The 10 Skills Modern CMOs Need to Master
The Left Brain CMO
Consider what the scope of responsibility a CMO at a $100M SaaS provider might include. A lot of the responsibility is quantitative and left-brained in nature:
- Technology – Oversee a Martech stack with 10-20 apps capturing billions of data points about user activity on search engines, digital ads, website, and content.
- Financial – Quantify the ROI from $20M+ budget spend across multiple regions and product lines, deciding how best to allocate funds to hit pipeline and sales targets.
- Analytical – Present to investors at a quarterly board meeting on the metrics for recent marketing campaigns – leads, pipeline, bookings, and conversion rates through the funnel.
- Product Marketing – Communicate the value proposition of technical products like DevOps, AI/ML, blockchain, or perhaps vertical SaaS apps focused on healthcare, logistics, or payments.
- Execution – Oversee team responsible for project managing dozens of campaigns across dozens of channels – tradeshows, webinars, email, social media, search engines, and digital ad platforms.
The Right Brain CMO
The CMO also needs to manage a lot of right-brained activities, which are strategic and creative in nature. Their scope of responsibilities include:
- Storyteller – Develop a compelling narrative that gets the target audience to not only pay attention, but change their viewpoint on how to solve a problem.
- Evangelist – Act as an evangelist for the company, pitching Gartner analysts, Wall Street Journal reporters, and social media influencers on why their firm is the best.
- Strategic – Paint a vision for how the market will evolve over the comping years and the challenges customers will face. The goal is to establish their firm as the thought leader in the space
- Creative – Find ways to stand out from the noise, with attention-getting videos, infographics, and live event experiences that create word-of-mouth buzz in real life and on social media.
- Leadership – Build a world-class team of marketers with an innovative culture that rewards high-performance and offers on-going career development opportunities to retain top talent.
An Impossible Task
Take a quick look through the list above and think about how many people you have met in your career that check all of those boxes. You can probably think of many that check all the left-brain boxes. There are many great execution-oriented leaders who can master the technical, analytical, and financial dimensions of the CMO role. But ask these “great executers” to xxxx and they will flounder. Conversely, you can find many gifted idea-generators who excel at creative, evangelism, and storytelling. But ask these “strategic thinkers” to start reporting on metrics and taking on lead quotas and they will run the other direction.

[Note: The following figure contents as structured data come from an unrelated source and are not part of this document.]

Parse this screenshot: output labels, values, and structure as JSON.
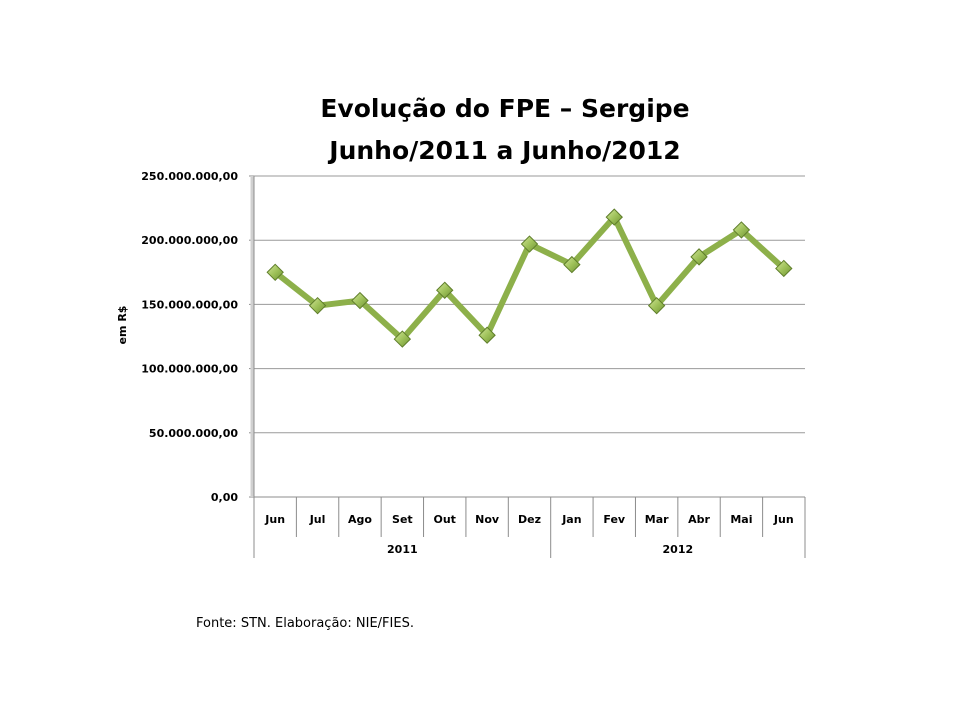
{
  "chart_data": {
    "type": "line",
    "title": [
      "Evolução do FPE – Sergipe",
      "Junho/2011 a Junho/2012"
    ],
    "ylabel": "em R$",
    "xlabel": "",
    "ylim": [
      0,
      250000000
    ],
    "yticks": [
      0,
      50000000,
      100000000,
      150000000,
      200000000,
      250000000
    ],
    "ytick_labels": [
      "0,00",
      "50.000.000,00",
      "100.000.000,00",
      "150.000.000,00",
      "200.000.000,00",
      "250.000.000,00"
    ],
    "categories": [
      "Jun",
      "Jul",
      "Ago",
      "Set",
      "Out",
      "Nov",
      "Dez",
      "Jan",
      "Fev",
      "Mar",
      "Abr",
      "Mai",
      "Jun"
    ],
    "groups": [
      {
        "label": "2011",
        "count": 7
      },
      {
        "label": "2012",
        "count": 6
      }
    ],
    "series": [
      {
        "values": [
          175000000,
          149000000,
          153000000,
          123000000,
          161000000,
          126000000,
          197000000,
          181000000,
          218000000,
          149000000,
          187000000,
          208000000,
          178000000
        ],
        "color": "#8db04a",
        "marker": "diamond"
      }
    ],
    "grid": true
  },
  "source_note": "Fonte: STN. Elaboração: NIE/FIES."
}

It’s virtually impossible to find someone who excels at the diverse range of skills. Nonetheless, most CMO search processes take only a few weeks to complete. The decision process usually goes like this – let’s select someone that is good at the skills that are most important to us and they can surround themselves with people that are smarter than them in the other areas. Two years later they realize that wasn’t the right approach and start a search for a new CMO.